Development of a multilayered wide-ranged torque magnetorheological brake

This paper presents the design of a multilayered magnetorheological brake from modelling to prototyping and characterization. A magnetostatic model intended to provide a specific magnetic flux density over a fluid gap regardless of the dimensions of the fluid surface is proposed. The ferromagnetic path and the coil are dimensioned in consequence. The model needs only three inputs to completely define the brake, i.e. the number of fluid gaps, the inner radius of the smallest fluid gap and the fluid gap depth. The evaluation criteria are defined by the torque density, the controllability and the reactivity, described as a function of the dimensions and the number of fluid gaps.
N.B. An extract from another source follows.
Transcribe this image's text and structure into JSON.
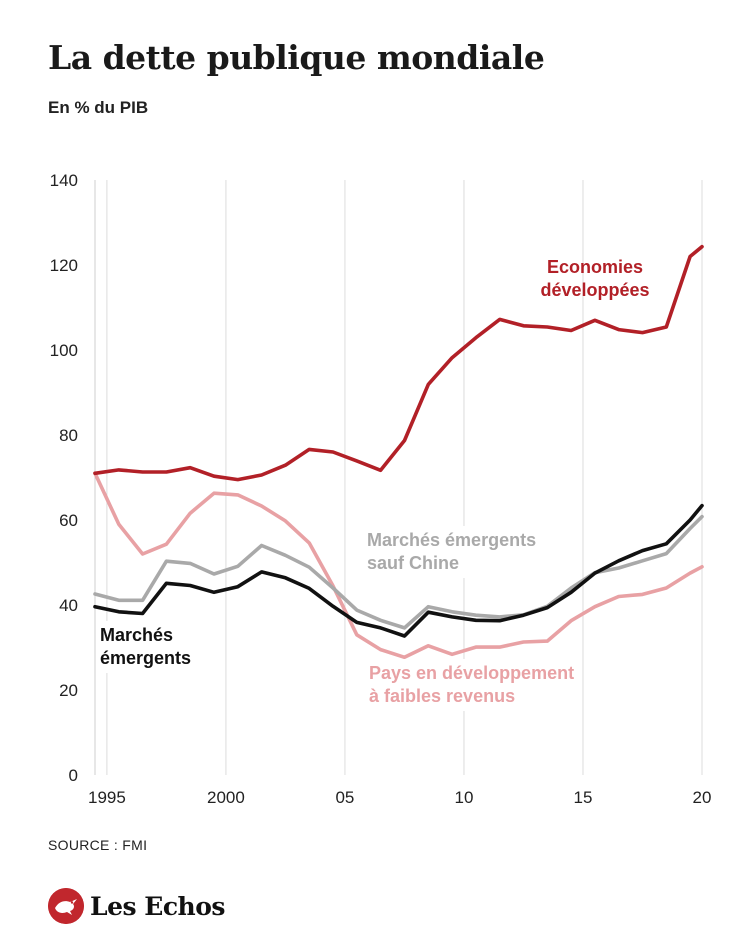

The model has been optimized to improve the torque density. The brake has four fluid gaps and has been built and characterized. The expected torque when the fluid reaches the desired induction is 3.4 N m and the measured torque is 3.6 N m. This represents a relative error of 5.5%. The brake has 60 mm diameter, 39 mm width with a hollow shaft of 12 mm diameter. When exploited up to complete saturation, the measured torque is 5.3 N m with 19 W power consumption. The brake has a torque density of 48.1 kN m−2 and a maximum-to-minimum torque ratio of 176, with 50 ms electromechanical time constant.